The meth king’s glum expression sobers Rateyes
up, and they enter Yan Tao, a dark but upscale gentlemen's club hidden behind a
discreetly black door. While Arbatax shuffles in sadness and Turpin lingers, marveling
at the antiquated furnishings and geriatric clientele, Rateyes
fairly skips along – the snaker realizing that he’s
been here before and often, another layer to the mystery cake that is his new
employer.
“Lawyer's name's Mushnovarian,”
Rats says out of a corner of his mouth, “but if he takes our case, call
him Mooshie. Everybody does. He'll charge, but he's
good. Works a jury like you wouldn't believe.”
“This is from your personal experience?” Arbatax
inquires as Turpin wonders… our case?
“Lemme say I wouldn't be here if he
weren't any good,” the gambler agrees with an enthusiastic nod. “That's him at
the bar… tall jammer in a blue suit. Always dresses sharp…”
Makes the skilk to, Turpin thinks, but
doesn’t voice…
Mooshie
motions to one of the waiters and picks up his drink.
“Rats, Mr. Arbatax… George Henry Mushnovarian, Counselor.”
He extends a hand, then glances towards the snaker. “And…”
“This here is Timur Turpin, off the Aegelweiss. Works
for me…”
“I’ve heard of that case, terrible what the Regency does here,”
the lawyer shakes his head – he shares some rodentine
characteristics with Rats, but not all… more of a larger, slower fellow. Woodchuck, hedgehog, maybe a bit of badger
Turpin guesses as he shakes the attorney’s hand, after which Mooshie leads his visitors to a table.
“I hope the both of you are free to join me for dinner.
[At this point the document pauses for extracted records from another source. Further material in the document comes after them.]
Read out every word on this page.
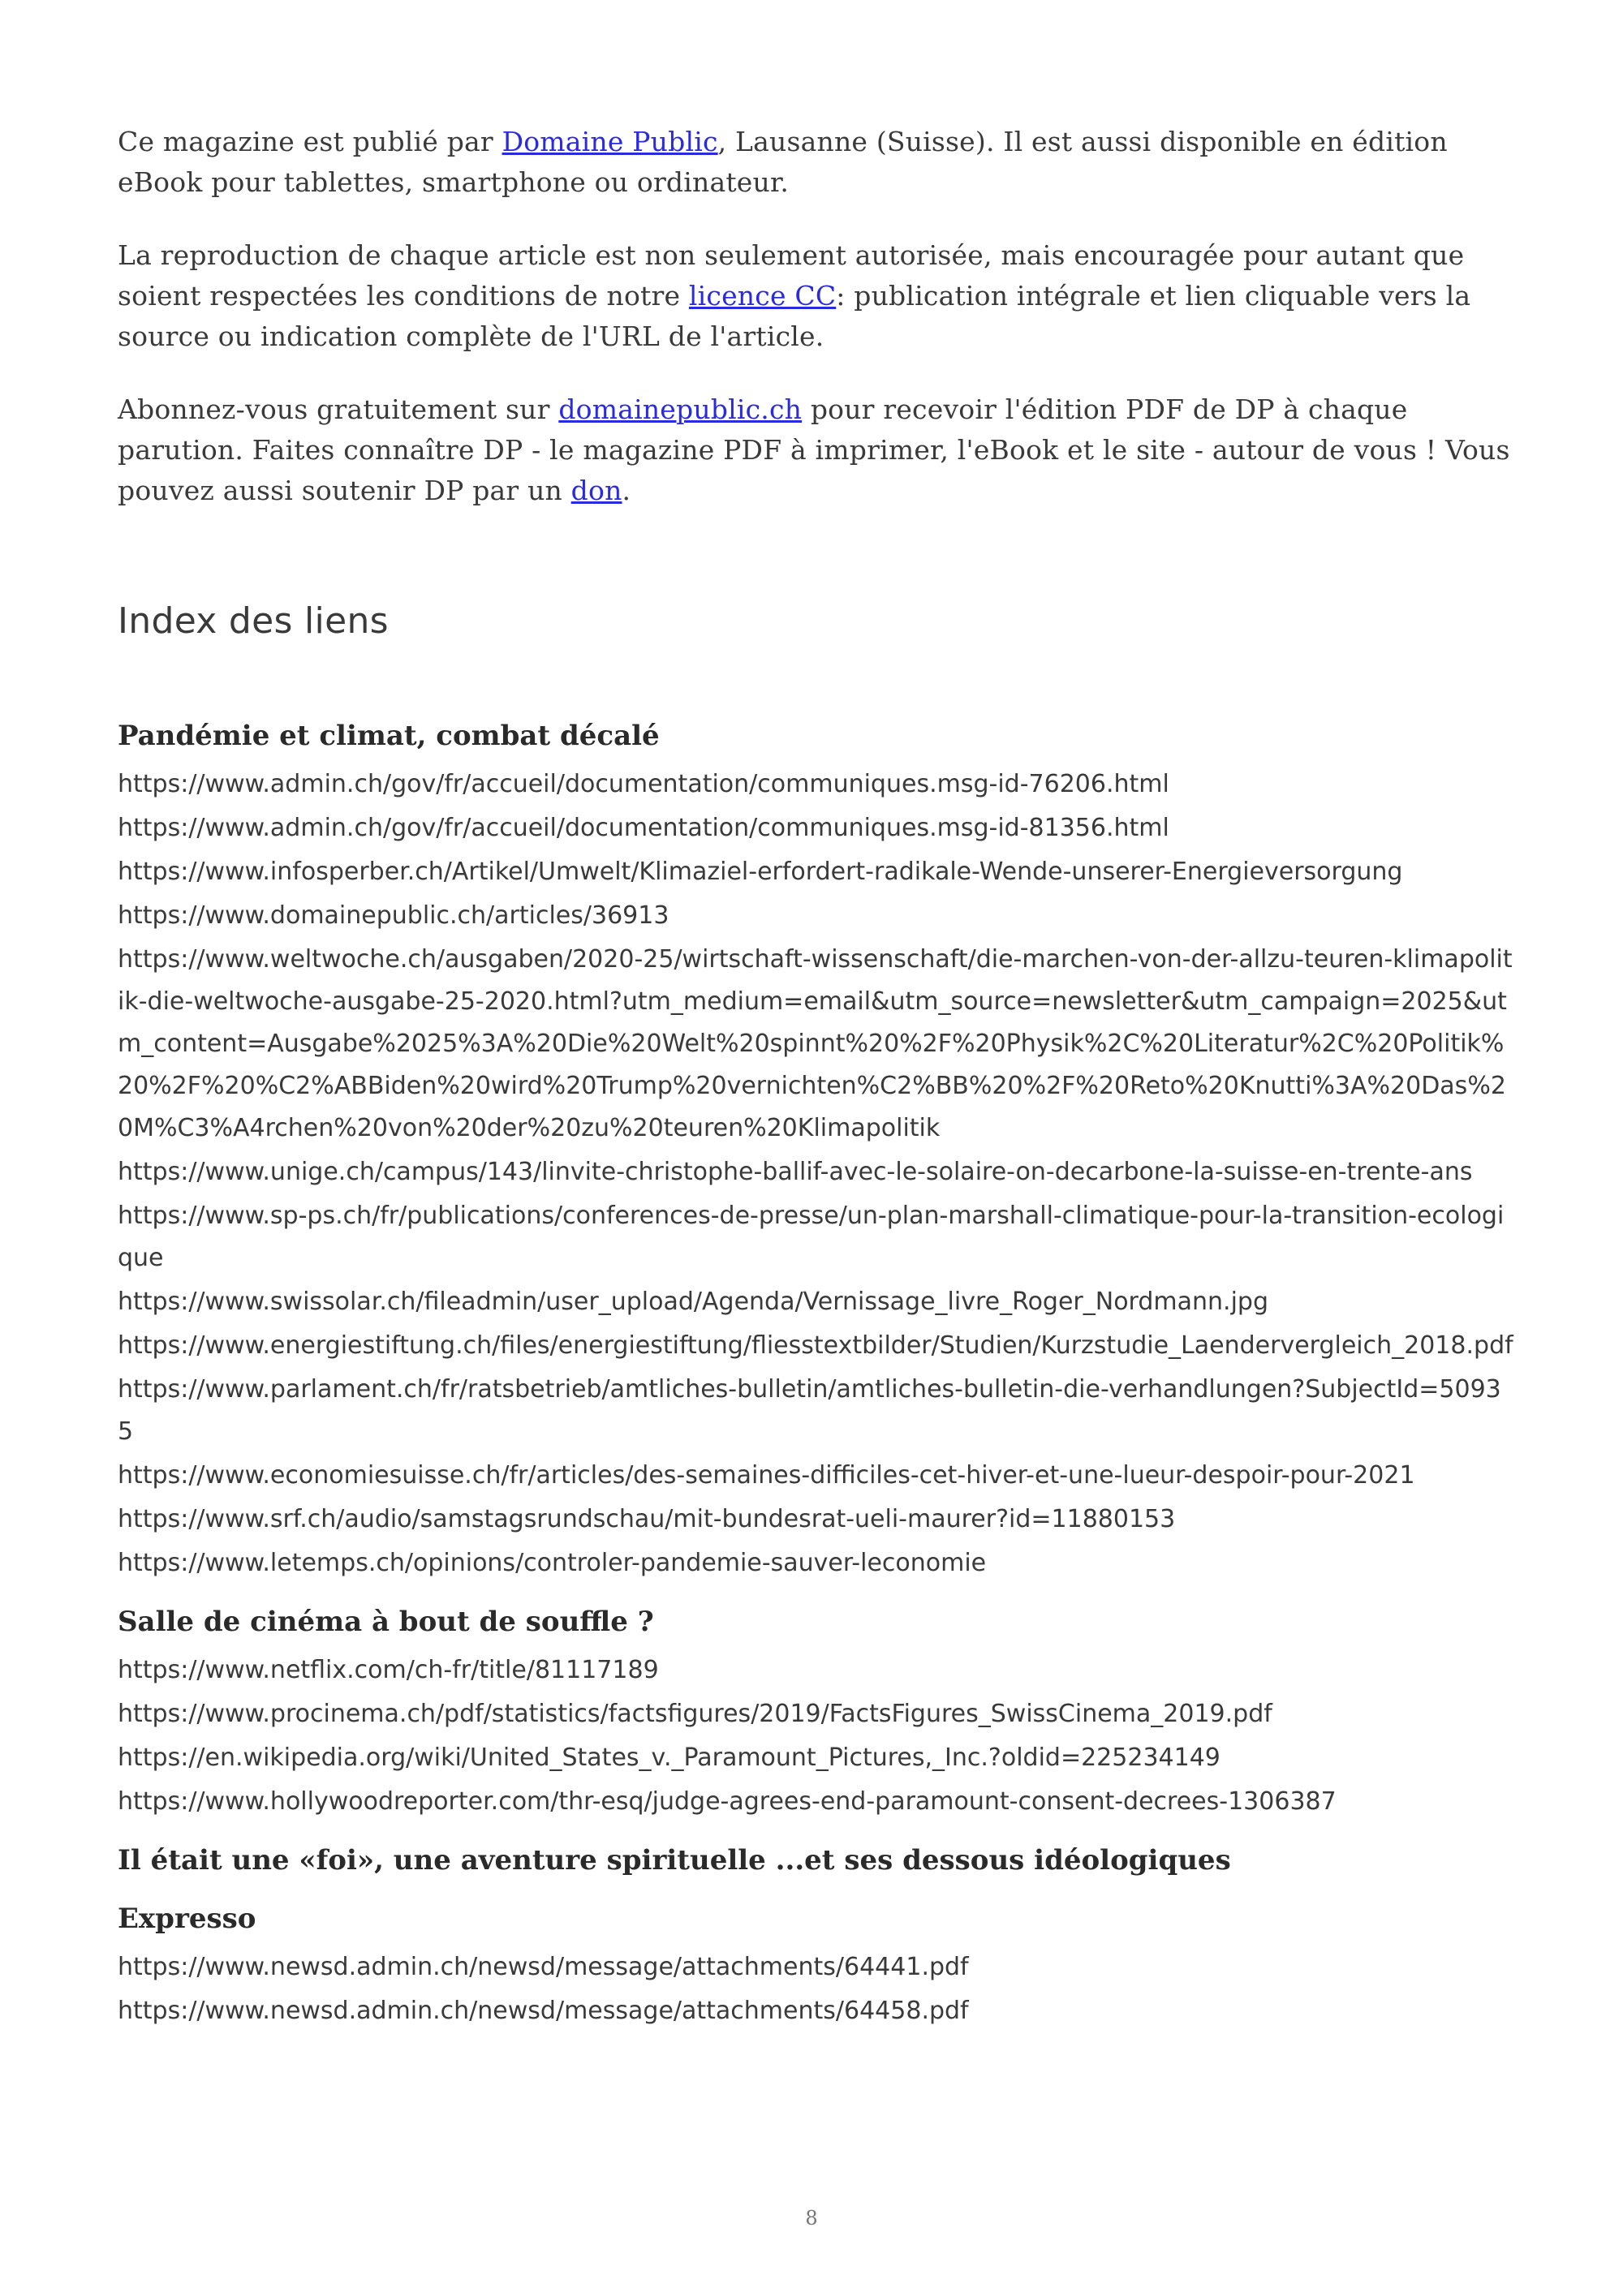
Ce magazine est publié par Domaine Public, Lausanne (Suisse). Il est aussi disponible en édition eBook pour tablettes, smartphone ou ordinateur.

La reproduction de chaque article est non seulement autorisée, mais encouragée pour autant que soient respectées les conditions de notre licence CC: publication intégrale et lien cliquable vers la source ou indication complète de l'URL de l'article.

Abonnez-vous gratuitement sur domainepublic.ch pour recevoir l'édition PDF de DP à chaque parution. Faites connaître DP - le magazine PDF à imprimer, l'eBook et le site - autour de vous ! Vous pouvez aussi soutenir DP par un don.

Index des liens
Pandémie et climat, combat décalé
https://www.admin.ch/gov/fr/accueil/documentation/communiques.msg-id-76206.html
https://www.admin.ch/gov/fr/accueil/documentation/communiques.msg-id-81356.html
https://www.infosperber.ch/Artikel/Umwelt/Klimaziel-erfordert-radikale-Wende-unserer-Energieversorgung
https://www.domainepublic.ch/articles/36913
https://www.weltwoche.ch/ausgaben/2020-25/wirtschaft-wissenschaft/die-marchen-von-der-allzu-teuren-klimapolitik-die-weltwoche-ausgabe-25-2020.html?utm_medium=email&utm_source=newsletter&utm_campaign=2025&utm_content=Ausgabe%2025%3A%20Die%20Welt%20spinnt%20%2F%20Physik%2C%20Literatur%2C%20Politik%20%2F%20%C2%ABBiden%20wird%20Trump%20vernichten%C2%BB%20%2F%20Reto%20Knutti%3A%20Das%20M%C3%A4rchen%20von%20der%20zu%20teuren%20Klimapolitik
https://www.unige.ch/campus/143/linvite-christophe-ballif-avec-le-solaire-on-decarbone-la-suisse-en-trente-ans
https://www.sp-ps.ch/fr/publications/conferences-de-presse/un-plan-marshall-climatique-pour-la-transition-ecologique
https://www.swissolar.ch/fileadmin/user_upload/Agenda/Vernissage_livre_Roger_Nordmann.jpg
https://www.energiestiftung.ch/files/energiestiftung/fliesstextbilder/Studien/Kurzstudie_Laendervergleich_2018.pdf
https://www.parlament.ch/fr/ratsbetrieb/amtliches-bulletin/amtliches-bulletin-die-verhandlungen?SubjectId=50935
https://www.economiesuisse.ch/fr/articles/des-semaines-difficiles-cet-hiver-et-une-lueur-despoir-pour-2021
https://www.srf.ch/audio/samstagsrundschau/mit-bundesrat-ueli-maurer?id=11880153
https://www.letemps.ch/opinions/controler-pandemie-sauver-leconomie
Salle de cinéma à bout de souffle ?
https://www.netflix.com/ch-fr/title/81117189
https://www.procinema.ch/pdf/statistics/factsfigures/2019/FactsFigures_SwissCinema_2019.pdf
https://en.wikipedia.org/wiki/United_States_v._Paramount_Pictures,_Inc.?oldid=225234149
https://www.hollywoodreporter.com/thr-esq/judge-agrees-end-paramount-consent-decrees-1306387
Il était une «foi», une aventure spirituelle ...et ses dessous idéologiques
Expresso
https://www.newsd.admin.ch/newsd/message/attachments/64441.pdf
https://www.newsd.admin.ch/newsd/message/attachments/64458.pdf
8
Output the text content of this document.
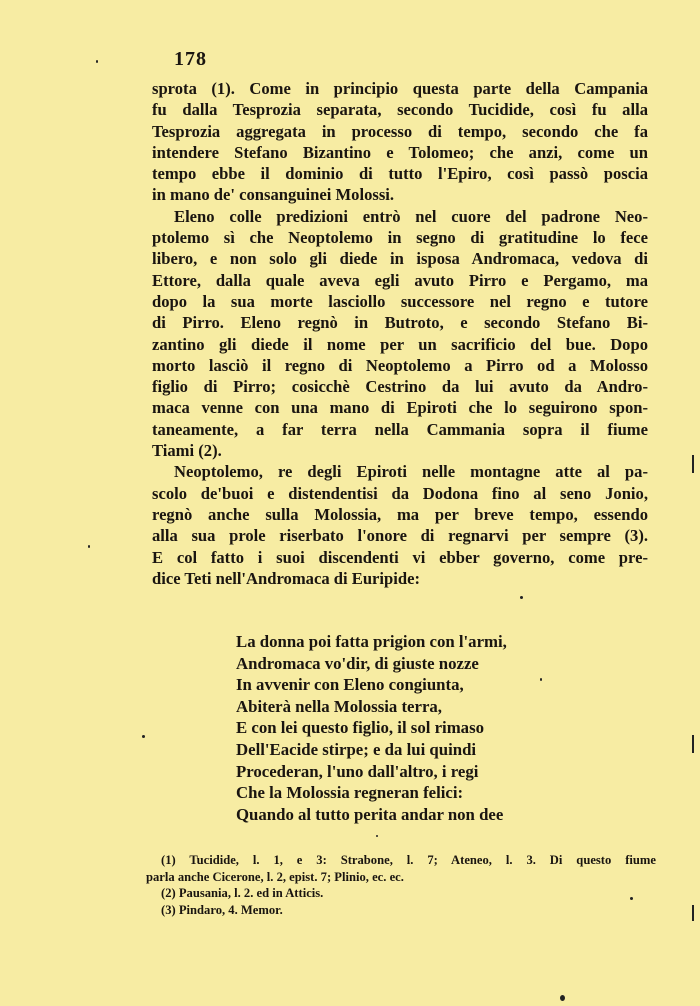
178
sprota (1). Come in principio questa parte della Campania
fu dalla Tesprozia separata, secondo Tucidide, così fu alla
Tesprozia aggregata in processo di tempo, secondo che fa
intendere Stefano Bizantino e Tolomeo; che anzi, come un
tempo ebbe il dominio di tutto l'Epiro, così passò poscia
in mano de' consanguinei Molossi.
Eleno colle predizioni entrò nel cuore del padrone Neo-
ptolemo sì che Neoptolemo in segno di gratitudine lo fece
libero, e non solo gli diede in isposa Andromaca, vedova di
Ettore, dalla quale aveva egli avuto Pirro e Pergamo, ma
dopo la sua morte lasciollo successore nel regno e tutore
di Pirro. Eleno regnò in Butroto, e secondo Stefano Bi-
zantino gli diede il nome per un sacrificio del bue. Dopo
morto lasciò il regno di Neoptolemo a Pirro od a Molosso
figlio di Pirro; cosicchè Cestrino da lui avuto da Andro-
maca venne con una mano di Epiroti che lo seguirono spon-
taneamente, a far terra nella Cammania sopra il fiume
Tiami (2).
Neoptolemo, re degli Epiroti nelle montagne atte al pa-
scolo de'buoi e distendentisi da Dodona fino al seno Jonio,
regnò anche sulla Molossia, ma per breve tempo, essendo
alla sua prole riserbato l'onore di regnarvi per sempre (3).
E col fatto i suoi discendenti vi ebber governo, come pre-
dice Teti nell'Andromaca di Euripide:
La donna poi fatta prigion con l'armi,
Andromaca vo'dir, di giuste nozze
In avvenir con Eleno congiunta,
Abiterà nella Molossia terra,
E con lei questo figlio, il sol rimaso
Dell'Eacide stirpe; e da lui quindi
Procederan, l'uno dall'altro, i regi
Che la Molossia regneran felici:
Quando al tutto perita andar non dee
(1) Tucidide, l. 1, e 3: Strabone, l. 7; Ateneo, l. 3. Di questo fiume
parla anche Cicerone, l. 2, epist. 7; Plinio, ec. ec.
(2) Pausania, l. 2. ed in Atticis.
(3) Pindaro, 4. Memor.
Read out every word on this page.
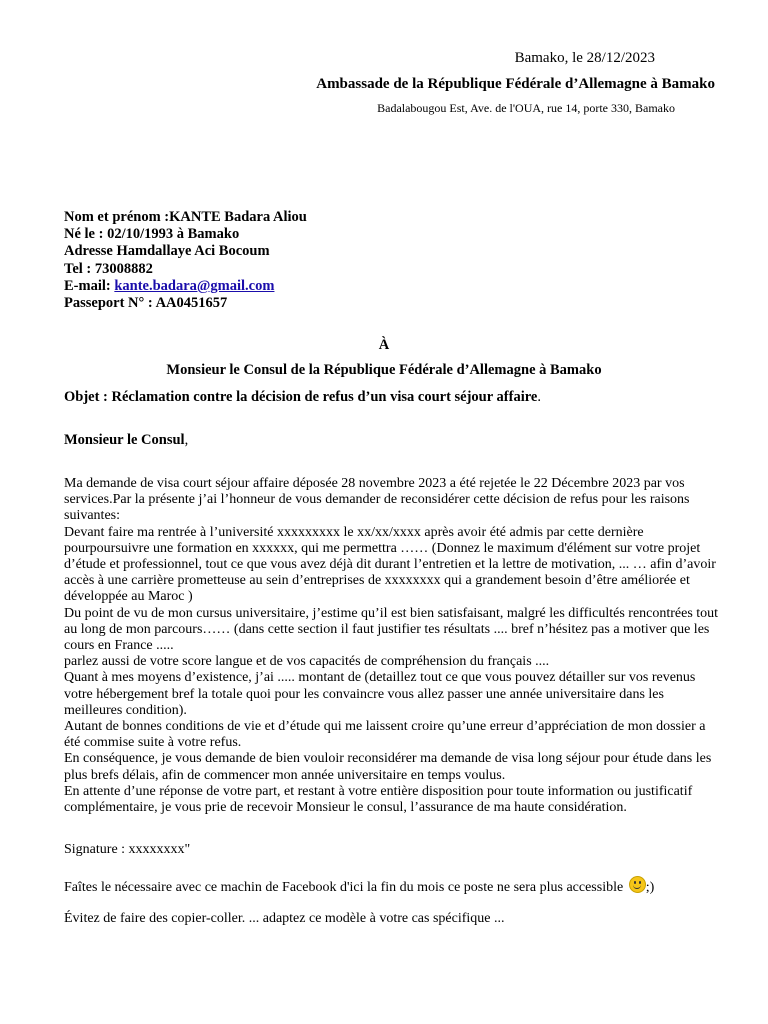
Bamako, le 28/12/2023
Ambassade de la République Fédérale d’Allemagne à Bamako
Badalabougou Est, Ave. de l'OUA, rue 14, porte 330, Bamako
Nom et prénom :KANTE Badara Aliou
Né le : 02/10/1993 à Bamako
Adresse Hamdallaye Aci Bocoum
Tel : 73008882
E-mail: kante.badara@gmail.com
Passeport N° : AA0451657
À
Monsieur le Consul de la République Fédérale d’Allemagne à Bamako
Objet : Réclamation contre la décision de refus d’un visa court séjour affaire.
Monsieur le Consul,

Ma demande de visa court séjour affaire déposée 28 novembre 2023 a été rejetée le 22 Décembre 2023 par vos services.Par la présente j’ai l’honneur de vous demander de reconsidérer cette décision de refus pour les raisons suivantes:

Devant faire ma rentrée à l’université xxxxxxxxx le xx/xx/xxxx après avoir été admis par cette dernière pourpoursuivre une formation en xxxxxx, qui me permettra …… (Donnez le maximum d'élément sur votre projet d’étude et professionnel, tout ce que vous avez déjà dit durant l’entretien et la lettre de motivation, ... … afin d’avoir accès à une carrière prometteuse au sein d’entreprises de xxxxxxxx qui a grandement besoin d’être améliorée et développée au Maroc )

Du point de vu de mon cursus universitaire, j’estime qu’il est bien satisfaisant, malgré les difficultés rencontrées tout au long de mon parcours…… (dans cette section il faut justifier tes résultats .... bref n’hésitez pas a motiver que les cours en France .....

parlez aussi de votre score langue et de vos capacités de compréhension du français ....

Quant à mes moyens d’existence, j’ai ..... montant de (detaillez tout ce que vous pouvez détailler sur vos revenus votre hébergement bref la totale quoi pour les convaincre vous allez passer une année universitaire dans les meilleures condition).

Autant de bonnes conditions de vie et d’étude qui me laissent croire qu’une erreur d’appréciation de mon dossier a été commise suite à votre refus.

En conséquence, je vous demande de bien vouloir reconsidérer ma demande de visa long séjour pour étude dans les plus brefs délais, afin de commencer mon année universitaire en temps voulus.

En attente d’une réponse de votre part, et restant à votre entière disposition pour toute information ou justificatif complémentaire, je vous prie de recevoir Monsieur le consul, l’assurance de ma haute considération.

Signature : xxxxxxxx"
Faîtes le nécessaire avec ce machin de Facebook d'ici la fin du mois ce poste ne sera plus accessible ;)
Évitez de faire des copier-coller. ... adaptez ce modèle à votre cas spécifique ...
Business always goes better when transacted
among friends over a calming adult beverage and a proportionate meal, faq?”
“Aay!”
Rats agrees; Turpin
intercepting a glance that passes between him and “their” attorney…
“While we are awaiting service,” Mooshie
proposes, softly, “I would like to discuss matters with Mr. Arbatax
in confidence. I'm sure you understand.”
“I owe my life to these gentlemen,” the meth king answers,
stubbornly. “I have nothing to conceal
from then; however,” and his voice drops half an octave, “…anything that you
desire, if I can help you, I shall!”
“Admirable, Mr. Arbatax.
But those things of which one has no knowledge cannot be used against him,
correct? So if you will just let me hold your unilators
for the time being…” he adds, extending a hand to Rats, another to Turpin,
“I've taken the liberty of ordering drinks.
A fine khegma… imported,” he adds, “Denebian.”
And as if summoned from one of the lamps upon their table, the
Yan Tao waiter places cocktails before the newcomers…
“Sure, Mooshie, we'll wait…” Rats
answers and picks up the snifter with both hands,
“Anything!” Arbatax concurs.
Turpin follows Rateyes' example in
removing and handing over his unilator, and the
lawyer-client conversation transpires in a wave of clicks and cheeps and
gibberish that the snaker tries to pay attention to
but finds impossible – possibly owing to the effects of the very, very good khegma. Rateyes stretches
back… lolling in his seat, eyes rolling, dozing. A high, snickering snore breaks his lips and
the attorney shoots Turp a rueful smile… one that he
doesn’t require a unilator to understand…
“We’ve all been working hard,” he explains.